A PM2.5 spatiotemporal prediction model based on mixed graph convolutional GRU and self-attention network

The increase in atmospheric pollution has made it essential to develop accurate models for predicting pollutant concentrations. The current researches have faced challenges such as the neglect of significant information selection from local and neighboring stations, as well as insufficient attention to long-term historical data patterns. Therefore, this paper proposes a spatiotemporal prediction model called MGCGRU-SAN, which leverages long-term historical data to predict PM2.5 concentration values across multiple stations and multiple time steps in the future. Firstly, we employ the Mixed Graph Convolutional GRU(MGCGRU) module to capture the spatiotemporal dependencies in short-term historical time series from various stations.

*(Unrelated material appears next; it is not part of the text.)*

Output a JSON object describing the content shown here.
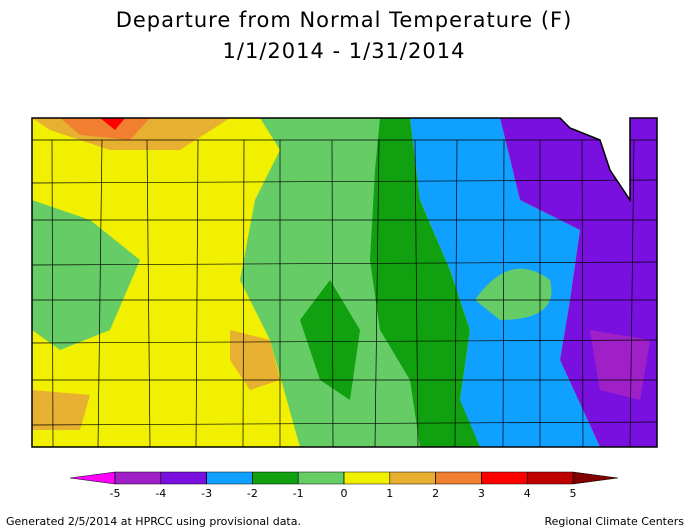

Secondly, the longterm PM2.5 historical time series (e.g. one week) is divided into uniformly sized segments and fed into the Self-Attention Network(SAN) module to capture the long-term potential temporal patterns. These enable the model to not only capture short-term fluctuations, but also identify and track long-term temporal patterns and trends in the prediction process. Finally, we conduct extensive comparative and ablation experiments using historical air pollutant and meteorological data from the Beijing-Tianjin-Hebei region. The experimental results demonstrate that the model, after capturing the long-term latent temporal patterns, achieve improvements of 9.62%, 6.33%, and 4.98% in the RSE, MAE, and RMSE evaluation metrics during multi-step prediction. Overall, the model outperforms the best baseline model by an average of 8.34%, 6.12%,4.06%, and 2.60% in RSE, MAE, RMSE, and Correlation metrics, respectively, showing superior performance in multi-station long-term predictions.